Шестого декабря экспедиция высадилась на следующем острове.
– Аити, – ответил на этот раз вождь туземцев на вопрос Колона.
– Аити, – повторил за ним переводчик и пожал плечами.
– Аити? – переспросил адмирал.
– Аити, – без малейших колебаний подтвердил переводчик, желая уверенностью тона убедить нас, что понимает происходящее.
– Аити так Аити, – заключил, даже и не пытаясь понять происходящее, Колон.
Он здесь тоже призвал нотариуса в качестве свидетеля, вступил во владение островом и нарек его Испаньолой. Местные жители посчитали нас пришельцами с небес, и благодаря этому матросам удалось-таки вытянуть из них немножко золота.
После нескольких дней отдыха на песчаном побережье я вдруг вспомнил, что сбылись ведь не все записанные мной в книгу под диктовку Веспуччи несчастья, пока еще не случилось кораблекрушения. Но и оно не преминуло случиться, застав врасплох всю команду «Санта-Марии».
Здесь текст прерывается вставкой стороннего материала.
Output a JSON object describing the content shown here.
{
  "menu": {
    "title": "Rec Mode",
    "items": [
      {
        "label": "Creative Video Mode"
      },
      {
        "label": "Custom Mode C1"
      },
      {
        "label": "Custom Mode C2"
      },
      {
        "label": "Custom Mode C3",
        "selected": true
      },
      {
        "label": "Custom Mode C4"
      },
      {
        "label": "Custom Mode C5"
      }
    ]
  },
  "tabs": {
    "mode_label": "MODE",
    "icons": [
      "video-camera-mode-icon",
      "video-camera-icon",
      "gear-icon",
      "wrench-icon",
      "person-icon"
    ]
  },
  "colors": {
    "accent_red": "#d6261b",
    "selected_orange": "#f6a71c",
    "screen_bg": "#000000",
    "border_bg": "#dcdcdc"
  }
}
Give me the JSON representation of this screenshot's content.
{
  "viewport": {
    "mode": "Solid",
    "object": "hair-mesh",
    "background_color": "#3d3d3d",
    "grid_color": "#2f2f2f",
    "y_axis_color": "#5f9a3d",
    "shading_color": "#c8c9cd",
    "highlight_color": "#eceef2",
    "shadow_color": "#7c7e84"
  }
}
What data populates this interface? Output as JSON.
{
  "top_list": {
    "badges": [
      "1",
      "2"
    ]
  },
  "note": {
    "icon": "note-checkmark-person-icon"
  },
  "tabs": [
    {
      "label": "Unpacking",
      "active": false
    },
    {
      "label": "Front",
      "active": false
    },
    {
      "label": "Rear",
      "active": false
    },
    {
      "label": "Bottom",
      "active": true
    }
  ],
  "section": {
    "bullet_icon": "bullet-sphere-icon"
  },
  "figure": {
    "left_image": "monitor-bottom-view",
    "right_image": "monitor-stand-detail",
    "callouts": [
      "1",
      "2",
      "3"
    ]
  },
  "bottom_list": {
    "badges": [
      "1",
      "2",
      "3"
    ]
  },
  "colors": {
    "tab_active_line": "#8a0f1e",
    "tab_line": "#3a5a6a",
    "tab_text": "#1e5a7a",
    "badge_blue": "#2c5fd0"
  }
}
Совершенно беззаботный в канун Рождества капитан каракки доверил руль юнге. Бедолага-мальчишка сделал какой-то не тот маневр, и «Санта-Мария» ткнулась носом в коралловый риф. Бо́льшую часть груза команде с помощью туземцев удалось спасти, но корабль был полностью разрушен, и адмирал распорядился, использовав деревянные обломки судна, построить на берегу форт.
Шестнадцатого января Колон, видя, что его люди раздражены и ожесточены, принял решение возвращаться в Испанию. Теперь в распоряжении адмирала было всего лишь два корабля, и пришлось оставить на острове тридцать девять человек – правда, за ними пообещали вернуться.
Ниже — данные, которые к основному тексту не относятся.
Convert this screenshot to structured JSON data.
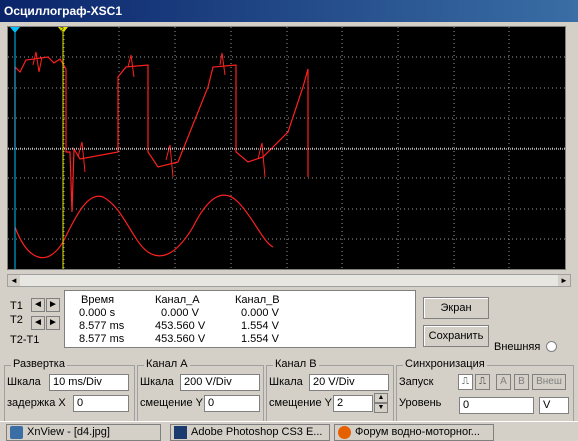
{
  "window": {
    "title": "Осциллограф-XSC1"
  },
  "screen": {
    "cursor1_label": "1",
    "cursor2_label": "2",
    "trace_color": "#ff2020",
    "grid_color": "#9a9a9a",
    "marker_color": "#e6e600"
  },
  "readout": {
    "row_labels": [
      "T1",
      "T2",
      "T2-T1"
    ],
    "headers": {
      "time": "Время",
      "chA": "Канал_A",
      "chB": "Канал_B"
    },
    "rows": [
      {
        "time": "0.000 s",
        "chA": "0.000 V",
        "chB": "0.000 V"
      },
      {
        "time": "8.577 ms",
        "chA": "453.560 V",
        "chB": "1.554 V"
      },
      {
        "time": "8.577 ms",
        "chA": "453.560 V",
        "chB": "1.554 V"
      }
    ]
  },
  "buttons": {
    "screen": "Экран",
    "save": "Сохранить",
    "external": "Внешняя"
  },
  "timebase": {
    "title": "Развертка",
    "scale_label": "Шкала",
    "scale_value": "10 ms/Div",
    "delay_label": "задержка X",
    "delay_value": "0"
  },
  "chA": {
    "title": "Канал А",
    "scale_label": "Шкала",
    "scale_value": "200  V/Div",
    "offset_label": "смещение Y",
    "offset_value": "0"
  },
  "chB": {
    "title": "Канал В",
    "scale_label": "Шкала",
    "scale_value": "20  V/Div",
    "offset_label": "смещение Y",
    "offset_value": "2"
  },
  "trigger": {
    "title": "Синхронизация",
    "start_label": "Запуск",
    "btn_a": "A",
    "btn_b": "B",
    "btn_ext": "Внеш",
    "level_label": "Уровень",
    "level_value": "0",
    "level_unit": "V"
  },
  "taskbar": [
    {
      "label": "XnView - [d4.jpg]",
      "icon": "xnview-icon"
    },
    {
      "label": "Adobe Photoshop CS3 E...",
      "icon": "photoshop-icon"
    },
    {
      "label": "Форум водно-моторног...",
      "icon": "firefox-icon"
    }
  ]
}
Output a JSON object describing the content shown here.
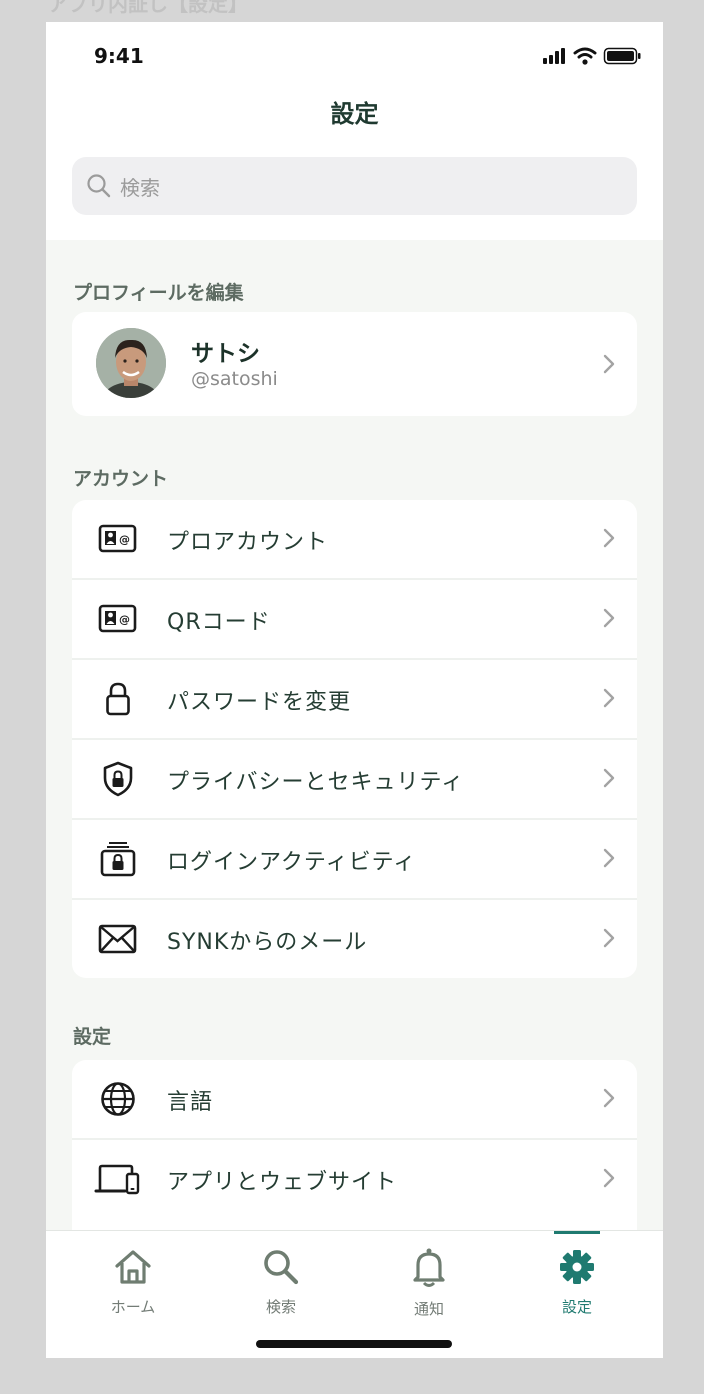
{
  "background_caption": "アプリ内証し【設定】",
  "status_bar": {
    "time": "9:41"
  },
  "header": {
    "title": "設定"
  },
  "search": {
    "placeholder": "検索"
  },
  "profile": {
    "section_title": "プロフィールを編集",
    "name": "サトシ",
    "handle": "@satoshi"
  },
  "account": {
    "section_title": "アカウント",
    "items": [
      {
        "label": "プロアカウント",
        "icon": "contact-card-icon"
      },
      {
        "label": "QRコード",
        "icon": "contact-card-icon"
      },
      {
        "label": "パスワードを変更",
        "icon": "lock-icon"
      },
      {
        "label": "プライバシーとセキュリティ",
        "icon": "shield-lock-icon"
      },
      {
        "label": "ログインアクティビティ",
        "icon": "login-activity-icon"
      },
      {
        "label": "SYNKからのメール",
        "icon": "mail-icon"
      }
    ]
  },
  "settings": {
    "section_title": "設定",
    "items": [
      {
        "label": "言語",
        "icon": "globe-icon"
      },
      {
        "label": "アプリとウェブサイト",
        "icon": "devices-icon"
      }
    ]
  },
  "tabbar": {
    "tabs": [
      {
        "label": "ホーム",
        "icon": "home-icon"
      },
      {
        "label": "検索",
        "icon": "search-icon"
      },
      {
        "label": "通知",
        "icon": "bell-icon"
      },
      {
        "label": "設定",
        "icon": "gear-icon",
        "active": true
      }
    ]
  },
  "colors": {
    "accent": "#1f7a70",
    "title_text": "#1f3a30",
    "page_background": "#f5f7f4"
  }
}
Обратный путь оказался куда более тяжелым и опасным, чем предполагалось. Три дня нас швыряло туда-сюда штормами, «Пинта» и «Нинья» потеряли друг друга из виду, командующий сократившейся на треть флотилии написал уже нечто вроде завещания, где изложил все наши приключения, приказал положить свиток в бочку и бросить эту бочку в море.
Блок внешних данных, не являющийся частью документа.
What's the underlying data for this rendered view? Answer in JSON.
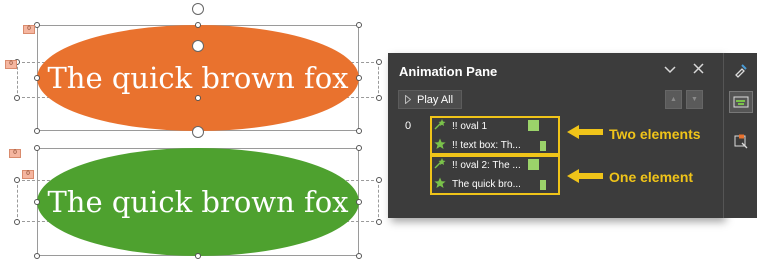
{
  "slide": {
    "shape1": {
      "text": "The quick brown fox",
      "fill": "#e9722e"
    },
    "shape2": {
      "text": "The quick brown fox",
      "fill": "#4ea12f"
    },
    "tags": [
      "0",
      "0",
      "0",
      "0"
    ]
  },
  "pane": {
    "title": "Animation Pane",
    "play_all": "Play All",
    "step_number": "0",
    "items": [
      {
        "label": "!! oval 1",
        "icon": "fly-in-effect-icon"
      },
      {
        "label": "!! text box: Th...",
        "icon": "star-effect-icon"
      },
      {
        "label": "!! oval 2: The ...",
        "icon": "fly-in-effect-icon"
      },
      {
        "label": "The quick bro...",
        "icon": "star-effect-icon"
      }
    ],
    "background": "#3c3c3c",
    "highlight": "#f0c419",
    "timing_bar": "#9bd36a"
  },
  "annotations": {
    "group1": "Two elements",
    "group2": "One element"
  }
}
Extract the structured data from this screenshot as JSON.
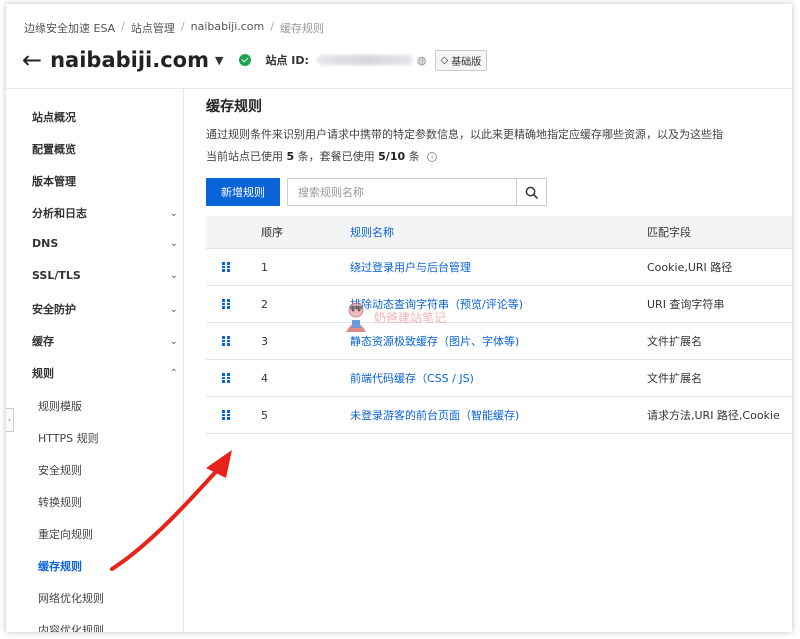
{
  "breadcrumb": [
    "边缘安全加速 ESA",
    "站点管理",
    "naibabiji.com",
    "缓存规则"
  ],
  "header": {
    "site_name": "naibabiji.com",
    "site_id_label": "站点 ID:",
    "plan_badge": "基础版"
  },
  "sidebar": {
    "items": [
      {
        "label": "站点概况"
      },
      {
        "label": "配置概览"
      },
      {
        "label": "版本管理"
      },
      {
        "label": "分析和日志",
        "chevron": "down"
      },
      {
        "label": "DNS",
        "chevron": "down"
      },
      {
        "label": "SSL/TLS",
        "chevron": "down"
      },
      {
        "label": "安全防护",
        "chevron": "down"
      },
      {
        "label": "缓存",
        "chevron": "down"
      },
      {
        "label": "规则",
        "chevron": "up"
      }
    ],
    "sub_items": [
      {
        "label": "规则模版"
      },
      {
        "label": "HTTPS 规则"
      },
      {
        "label": "安全规则"
      },
      {
        "label": "转换规则"
      },
      {
        "label": "重定向规则"
      },
      {
        "label": "缓存规则",
        "active": true
      },
      {
        "label": "网络优化规则"
      },
      {
        "label": "内容优化规则"
      }
    ]
  },
  "main": {
    "title": "缓存规则",
    "description": "通过规则条件来识别用户请求中携带的特定参数信息，以此来更精确地指定应缓存哪些资源，以及为这些指",
    "usage": {
      "prefix": "当前站点已使用",
      "site_count": "5",
      "mid": "条，套餐已使用",
      "plan_count": "5/10",
      "suffix": "条"
    },
    "new_rule_label": "新增规则",
    "search_placeholder": "搜索规则名称",
    "table": {
      "headers": {
        "order": "顺序",
        "name": "规则名称",
        "field": "匹配字段"
      },
      "rows": [
        {
          "order": "1",
          "name": "绕过登录用户与后台管理",
          "field": "Cookie,URI 路径"
        },
        {
          "order": "2",
          "name": "排除动态查询字符串（预览/评论等)",
          "field": "URI 查询字符串"
        },
        {
          "order": "3",
          "name": "静态资源极致缓存（图片、字体等)",
          "field": "文件扩展名"
        },
        {
          "order": "4",
          "name": "前端代码缓存（CSS / JS)",
          "field": "文件扩展名"
        },
        {
          "order": "5",
          "name": "未登录游客的前台页面（智能缓存)",
          "field": "请求方法,URI 路径,Cookie"
        }
      ]
    }
  },
  "watermark": {
    "text": "奶爸建站笔记"
  },
  "colors": {
    "accent": "#0a63d8",
    "success": "#1aa34a",
    "annotation": "#e8221b"
  }
}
«Нинья», на которой находились мы с Кристобалем, зашла в порт на Азорских островах, затем пережила еще один сильный шторм, это существенно увеличило сроки, Португалии мы достигли только четвертого марта и, к нашему удивлению, выяснили, что подробности экспедиции Колона всем здесь известны. Разгадка, впрочем, оказалась совсем простой: «Пинта» пришла в Байону раньше нас.
Король Португалии Жоан II, воспользовавшись случаем, пригласил мореплавателя к себе и во время аудиенции отстаивал собственные права на открытые им земли, но на этот раз я предоставил Кристобалю самому выпутываться из своих сложных отношений с монархами.
Возвращение на родину не для всех оказалось радостным. Где-то месяц спустя после нашей швартовки в порту сифилис отнял жизнь у Мартина Алонсо Пинсона…
Однако надо было готовить почву для новой экспедиции, и Колон написал длинное письмо Сантанхелю. В письме он восхвалял открытые им земли как населенные кроткими, послушными туземцами и как территории с реками, полными золотого песка. Я принимал к сведению все эти посулы, не подозревая, что немного времени спустя мне и самому придется к ним прибегнуть.
Но сейчас я нахлебался более чем достаточно, пережил куда больше приключений, чем предполагал, и мне не терпелось поскорее вернуться домой. Это желание одолевало меня с того момента, как ступил на землю Европы, и при первой же возможности я отправился в путь.